The same trend is true for Maricopa County, to the point where more than half the farms in the county were less than 10 acres in 2012. That’s according to the U.S. Department of Agriculture census.

The definition of a farm is changing, and with it, so are the people who call themselves farmers.

Picture a farm — Old McDonald’s farm may be the image that comes to mind — with a corn field here and a red barn there. But today’s farms come in all shapes and sizes.

“The whole plot itself is only a half acre, so the section that I have is a … like an 80 north-south by about a 50 east-west,” said Steve Enteman, standing at the Phoenix Urban Research Farm in central Phoenix.

It’s an incubator for beginning farmers, like Enteman, run by the University of Arizona Cooperative Extension. 

“I’ve got tomatoes that are starting to produce, and getting the rest of my carrots out,” Enteman said.

Enteman is actually a police officer, but for years he’s been farming in his free time.

“It’s a different type of farming,” said Julie Murphree with the Arizona Farm Bureau, an organization made up of stakeholders in the state’s farming industry.

“I see a trend with more very small, urban, even backyard-sized farms,” Murphree said.      

Murphree said when it comes to dollars, this subset of farms is just a drop in the bucket. Their revenues don’t compare with larger farms.

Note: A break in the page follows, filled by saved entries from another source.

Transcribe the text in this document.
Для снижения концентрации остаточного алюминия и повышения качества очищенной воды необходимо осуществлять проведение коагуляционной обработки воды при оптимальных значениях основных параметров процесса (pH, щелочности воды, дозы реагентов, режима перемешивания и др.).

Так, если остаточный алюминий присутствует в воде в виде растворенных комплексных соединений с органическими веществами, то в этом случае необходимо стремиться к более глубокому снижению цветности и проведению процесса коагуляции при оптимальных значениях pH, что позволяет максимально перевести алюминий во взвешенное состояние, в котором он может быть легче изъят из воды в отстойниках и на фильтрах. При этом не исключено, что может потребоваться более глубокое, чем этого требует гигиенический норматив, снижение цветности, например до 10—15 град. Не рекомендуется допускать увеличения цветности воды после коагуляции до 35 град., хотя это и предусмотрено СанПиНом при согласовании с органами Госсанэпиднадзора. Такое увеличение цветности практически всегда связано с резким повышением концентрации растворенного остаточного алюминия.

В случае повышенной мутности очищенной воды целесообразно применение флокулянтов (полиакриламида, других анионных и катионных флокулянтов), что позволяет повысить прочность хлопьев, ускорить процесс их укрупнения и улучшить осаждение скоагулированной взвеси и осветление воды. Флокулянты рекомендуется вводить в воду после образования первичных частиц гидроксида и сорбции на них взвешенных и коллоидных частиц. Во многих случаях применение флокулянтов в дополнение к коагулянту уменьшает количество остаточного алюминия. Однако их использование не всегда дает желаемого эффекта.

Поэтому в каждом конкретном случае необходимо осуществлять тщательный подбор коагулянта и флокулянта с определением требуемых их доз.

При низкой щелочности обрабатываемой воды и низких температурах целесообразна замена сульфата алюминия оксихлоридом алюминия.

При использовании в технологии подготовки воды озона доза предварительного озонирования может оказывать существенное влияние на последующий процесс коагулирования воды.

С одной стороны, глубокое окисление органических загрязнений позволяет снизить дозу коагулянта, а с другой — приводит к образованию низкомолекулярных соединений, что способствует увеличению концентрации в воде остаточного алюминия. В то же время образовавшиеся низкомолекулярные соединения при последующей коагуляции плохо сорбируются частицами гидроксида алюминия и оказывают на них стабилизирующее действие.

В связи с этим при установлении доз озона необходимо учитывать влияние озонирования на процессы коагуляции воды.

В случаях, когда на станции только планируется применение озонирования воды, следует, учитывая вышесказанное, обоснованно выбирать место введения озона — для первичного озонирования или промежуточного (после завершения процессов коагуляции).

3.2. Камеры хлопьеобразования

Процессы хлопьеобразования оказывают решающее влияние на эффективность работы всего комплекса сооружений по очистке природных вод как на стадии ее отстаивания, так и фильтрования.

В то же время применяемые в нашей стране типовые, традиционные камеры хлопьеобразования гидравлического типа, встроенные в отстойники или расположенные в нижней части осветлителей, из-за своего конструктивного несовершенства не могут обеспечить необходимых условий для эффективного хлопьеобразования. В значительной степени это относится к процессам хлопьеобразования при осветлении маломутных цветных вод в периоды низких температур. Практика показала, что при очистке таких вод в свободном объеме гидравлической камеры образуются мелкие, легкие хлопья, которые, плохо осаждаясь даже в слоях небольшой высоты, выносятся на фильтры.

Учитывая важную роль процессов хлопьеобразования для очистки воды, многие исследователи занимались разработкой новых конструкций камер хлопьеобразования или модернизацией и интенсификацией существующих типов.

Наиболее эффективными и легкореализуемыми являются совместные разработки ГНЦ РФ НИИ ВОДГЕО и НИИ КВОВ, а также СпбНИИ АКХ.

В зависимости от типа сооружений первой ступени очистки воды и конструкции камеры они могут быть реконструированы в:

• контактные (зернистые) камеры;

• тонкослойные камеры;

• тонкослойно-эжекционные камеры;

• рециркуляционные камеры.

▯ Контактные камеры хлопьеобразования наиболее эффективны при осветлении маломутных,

“But it has some of the greatest potential for growth,” she said.

At a farmer’s market this week, a bus dropped off about 15 people participating in a workshop for new farmers, also through the University of Arizona. There they learned about the one green they can’t grow — money. 

A market is one of the options they’ll have for selling the fruits and veggies of their labor. Eric Geelen and his wife Carla were in the workshop.

“We’re from Illinois,” Geelen said. “We moved here in December.”

The Geelens both retired from corporate jobs, and now they’re ready to call themselves farmers. Before this workshop, Eric said they had a different idea of what that meant.

“In my mind we go and walk into a Fry’s or a Safeway and say, ‘Here’s our stuff, why don’t you sell it?’ And they’ve really helped us think that through a little bit,” he said.

The old farmers still have the wholesale market locked in. These new farmers are not going to be taking over grocery stores or restaurant chains. So, what do they have to offer? Steve Enteman said the answer is variety, something that’s been largely weeded out of wholesale.

“What I can do is I can find that dual-colored summer squash that you’re not going to find in the store because it doesn’t ship well, or it just doesn’t have the same marketability,” Enteman said.

When Enteman retires from his law enforcement job next month, he said he’ll be a full-time farmer, tilling soil on that tiny plot, tucked between skyscrapers as the train goes by — the picture of farming in 2016.